Since the government’s unrolling of new tariffs in March 2015, the Ministry of the Interior (which is responsible for Ecuador’s National Police) has employed police intendants to undertake continuous audits of private enterprise to ensure there isn’t market “speculation.”
Under the threat of forced closures, fees, fines, and additional penalties, companies across major industries have been expressly prohibited from altering their prices by any amount unless they have purchase invoices dated past the March 11 tariff pronouncement, proving that their inventories have been subjected to the new tariffs and are the same products for sale in the place of inspection.
These companies receive formal minutes of the inspections, and must provide sales receipts dated pre-March 11 and post-March 11 for specific imported goods to compare prices against the purchase invoices. If any price changes are found to exist without merit, the company can be subjected to penalties and closures of their stores.
It is this author’s belief that the Ecuadorian government, and President Correa specifically, should come clean with the Ecuadorian people. He should state very clearly that he understands the import tariffs are indeed unpopular, yet necessary as a short-term measure to help reduce the current-account deficit.

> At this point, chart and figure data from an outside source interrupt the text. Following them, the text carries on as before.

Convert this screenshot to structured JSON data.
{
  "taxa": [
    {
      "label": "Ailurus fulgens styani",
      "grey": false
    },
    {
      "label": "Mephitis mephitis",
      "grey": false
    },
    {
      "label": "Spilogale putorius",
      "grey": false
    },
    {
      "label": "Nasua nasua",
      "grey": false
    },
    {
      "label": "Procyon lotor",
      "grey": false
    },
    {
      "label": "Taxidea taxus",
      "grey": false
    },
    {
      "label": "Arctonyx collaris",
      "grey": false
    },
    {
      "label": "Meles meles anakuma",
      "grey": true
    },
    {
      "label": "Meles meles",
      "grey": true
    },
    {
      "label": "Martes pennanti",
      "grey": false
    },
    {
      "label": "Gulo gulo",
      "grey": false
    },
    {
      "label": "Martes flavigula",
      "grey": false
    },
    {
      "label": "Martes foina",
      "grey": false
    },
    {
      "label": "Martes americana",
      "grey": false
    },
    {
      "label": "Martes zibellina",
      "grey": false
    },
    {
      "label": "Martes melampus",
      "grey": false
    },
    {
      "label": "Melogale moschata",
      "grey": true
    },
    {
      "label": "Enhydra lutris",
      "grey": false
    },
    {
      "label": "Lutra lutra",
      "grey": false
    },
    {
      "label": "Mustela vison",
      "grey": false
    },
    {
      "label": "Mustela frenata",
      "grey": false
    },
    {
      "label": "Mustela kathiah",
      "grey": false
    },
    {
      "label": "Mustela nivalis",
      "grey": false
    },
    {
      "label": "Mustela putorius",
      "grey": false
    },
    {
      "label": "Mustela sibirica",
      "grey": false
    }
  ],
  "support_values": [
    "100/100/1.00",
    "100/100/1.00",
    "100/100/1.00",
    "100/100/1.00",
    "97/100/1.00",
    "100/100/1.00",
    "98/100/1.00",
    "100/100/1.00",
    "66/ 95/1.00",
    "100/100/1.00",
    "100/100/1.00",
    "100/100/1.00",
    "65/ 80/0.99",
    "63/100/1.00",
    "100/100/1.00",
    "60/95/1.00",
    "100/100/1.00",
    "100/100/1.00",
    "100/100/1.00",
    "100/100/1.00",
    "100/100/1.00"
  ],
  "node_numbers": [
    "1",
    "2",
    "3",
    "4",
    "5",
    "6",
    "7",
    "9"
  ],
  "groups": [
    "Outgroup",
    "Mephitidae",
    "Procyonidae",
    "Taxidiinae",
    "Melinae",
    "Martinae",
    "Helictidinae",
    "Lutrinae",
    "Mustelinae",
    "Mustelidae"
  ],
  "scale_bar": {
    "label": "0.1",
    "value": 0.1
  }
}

He should then allow businesses the freedom and opportunity to act as needed concerning a changing economic reality, rather than forcing them to bear the burden of his policy choices alone. Furthermore, he must stop trying to drive a wedge between businesses that are the motors of wealth creation and the general public.
He can do this by putting all citizens on the same level playing field: corporate and individual, alike. No citizen, individual or corporate, should be afforded unique advantages or be subjected to particular disadvantages in a bid to curry favor with another class of individuals.